I remember once when I was working with my friend Sienna, I asked her if I could put on some music, specifically my "Melancholy Mood" playlist.
Her response was, "I feel like that playlist is always my mood."
It was so funny at the time, but I'm starting to understand how she feels! It may have been the election outcome, the sad news that keeps popping up all over the world, or that it's already dark at 5 p.m., but lately my mood has been a bit more melancholy than usual.
I have always loved fall. I love the chill in the air, the excuse to stay in and snuggle under a blanket with a book, and the colors of the leaves. Fall in Denver has been drawn out a bit longer than usual this year, which I must admit has always been something I've wanted. However it seems that the looming winter is weighing on my shoulders.
I went for a walk this morning to try and shake off my state of mind, but my steps dragged. When I looked up I saw the moon still fading in the early blue sky, and it just made me feel tiny.
Maybe it's okay to feel small and helpless every now and then. The problems of daily life can feel a little less heavy when compared to the rest of the big bad world.

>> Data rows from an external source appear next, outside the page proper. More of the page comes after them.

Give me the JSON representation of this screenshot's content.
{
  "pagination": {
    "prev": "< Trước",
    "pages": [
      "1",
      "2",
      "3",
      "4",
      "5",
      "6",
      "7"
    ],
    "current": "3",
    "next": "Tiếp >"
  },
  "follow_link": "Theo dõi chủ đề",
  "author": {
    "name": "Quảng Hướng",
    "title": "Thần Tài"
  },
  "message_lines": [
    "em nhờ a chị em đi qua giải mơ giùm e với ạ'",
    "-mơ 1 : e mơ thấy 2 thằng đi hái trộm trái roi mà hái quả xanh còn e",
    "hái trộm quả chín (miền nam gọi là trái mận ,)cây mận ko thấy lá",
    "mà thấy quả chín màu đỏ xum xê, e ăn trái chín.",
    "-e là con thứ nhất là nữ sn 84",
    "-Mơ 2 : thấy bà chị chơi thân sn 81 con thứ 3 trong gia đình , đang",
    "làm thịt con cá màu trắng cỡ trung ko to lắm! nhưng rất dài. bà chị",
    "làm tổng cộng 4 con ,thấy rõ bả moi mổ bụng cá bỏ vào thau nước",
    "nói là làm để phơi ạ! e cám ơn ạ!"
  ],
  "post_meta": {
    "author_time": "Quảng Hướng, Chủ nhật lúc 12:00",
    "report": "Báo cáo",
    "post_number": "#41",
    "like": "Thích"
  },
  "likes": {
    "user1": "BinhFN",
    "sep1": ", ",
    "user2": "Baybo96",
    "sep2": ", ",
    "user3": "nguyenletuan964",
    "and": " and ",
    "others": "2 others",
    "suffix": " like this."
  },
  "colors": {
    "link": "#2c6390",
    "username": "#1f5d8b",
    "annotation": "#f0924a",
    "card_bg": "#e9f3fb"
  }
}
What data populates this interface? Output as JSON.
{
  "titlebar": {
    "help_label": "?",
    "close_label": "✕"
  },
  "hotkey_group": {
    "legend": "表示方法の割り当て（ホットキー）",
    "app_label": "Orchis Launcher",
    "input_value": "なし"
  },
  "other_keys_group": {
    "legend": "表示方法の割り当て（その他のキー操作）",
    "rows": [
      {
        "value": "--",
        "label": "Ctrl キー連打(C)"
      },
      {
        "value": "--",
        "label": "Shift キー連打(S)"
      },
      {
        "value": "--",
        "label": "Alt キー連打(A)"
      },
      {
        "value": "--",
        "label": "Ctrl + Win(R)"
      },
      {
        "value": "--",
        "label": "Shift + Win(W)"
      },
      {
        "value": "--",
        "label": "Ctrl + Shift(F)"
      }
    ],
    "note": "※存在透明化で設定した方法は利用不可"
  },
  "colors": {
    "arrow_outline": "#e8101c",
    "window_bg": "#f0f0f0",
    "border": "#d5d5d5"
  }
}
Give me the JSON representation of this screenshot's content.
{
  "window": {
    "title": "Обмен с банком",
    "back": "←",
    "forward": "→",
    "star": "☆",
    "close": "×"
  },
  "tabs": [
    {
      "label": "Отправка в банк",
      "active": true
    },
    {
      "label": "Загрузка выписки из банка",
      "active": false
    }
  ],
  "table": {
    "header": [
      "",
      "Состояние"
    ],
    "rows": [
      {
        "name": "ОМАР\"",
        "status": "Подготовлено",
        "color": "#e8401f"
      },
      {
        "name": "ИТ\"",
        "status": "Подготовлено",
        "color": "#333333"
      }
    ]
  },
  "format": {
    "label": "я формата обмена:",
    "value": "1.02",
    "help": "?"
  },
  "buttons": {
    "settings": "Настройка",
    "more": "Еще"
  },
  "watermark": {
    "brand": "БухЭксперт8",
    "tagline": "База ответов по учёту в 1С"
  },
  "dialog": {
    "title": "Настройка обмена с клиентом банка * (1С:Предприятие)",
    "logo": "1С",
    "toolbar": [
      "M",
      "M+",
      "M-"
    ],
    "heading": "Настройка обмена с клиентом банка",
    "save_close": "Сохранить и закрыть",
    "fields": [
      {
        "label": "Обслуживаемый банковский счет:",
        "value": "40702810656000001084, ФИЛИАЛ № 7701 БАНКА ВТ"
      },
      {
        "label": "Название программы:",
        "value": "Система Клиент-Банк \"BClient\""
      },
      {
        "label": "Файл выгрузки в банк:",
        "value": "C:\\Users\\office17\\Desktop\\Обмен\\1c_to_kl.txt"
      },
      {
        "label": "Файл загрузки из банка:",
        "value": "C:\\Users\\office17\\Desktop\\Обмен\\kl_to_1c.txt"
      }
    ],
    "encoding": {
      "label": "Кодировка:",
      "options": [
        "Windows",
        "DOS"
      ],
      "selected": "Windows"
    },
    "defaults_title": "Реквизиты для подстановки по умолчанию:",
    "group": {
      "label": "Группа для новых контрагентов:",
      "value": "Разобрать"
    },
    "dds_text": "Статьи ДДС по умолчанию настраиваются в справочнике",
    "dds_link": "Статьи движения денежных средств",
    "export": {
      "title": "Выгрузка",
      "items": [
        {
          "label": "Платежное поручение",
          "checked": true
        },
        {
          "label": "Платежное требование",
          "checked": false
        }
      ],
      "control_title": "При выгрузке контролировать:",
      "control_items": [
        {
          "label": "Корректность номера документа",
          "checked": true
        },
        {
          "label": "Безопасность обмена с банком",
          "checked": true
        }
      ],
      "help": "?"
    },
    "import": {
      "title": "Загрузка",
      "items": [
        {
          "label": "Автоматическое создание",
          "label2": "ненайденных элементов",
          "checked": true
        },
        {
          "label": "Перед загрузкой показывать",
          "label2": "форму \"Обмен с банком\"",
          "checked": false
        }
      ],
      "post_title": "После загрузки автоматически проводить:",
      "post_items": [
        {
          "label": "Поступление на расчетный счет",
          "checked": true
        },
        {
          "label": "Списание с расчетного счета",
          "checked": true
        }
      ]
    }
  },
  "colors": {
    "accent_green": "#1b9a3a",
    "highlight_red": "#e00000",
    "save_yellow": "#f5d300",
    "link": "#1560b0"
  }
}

Sometimes the moon only seems bright when compared to the absolute darkness around it.
It seems that there's just not enough time to do everything I want to do.
Sometimes I feel so full of love I want to burst, and other times I feel so sorrowful I want to hide under the covers all day.
Sometimes everything just seems too big, and impossible to reach.
I'm just one tiny person that hopes to do big things.
I know that things will start getting brighter, and that my mood will lift back to its normal height of happiness. But right now, I'm just going to accept things as they are. Sometimes I just need to exist where I am at the moment in order to get to where I need to be. For some reason, I find comfort in that.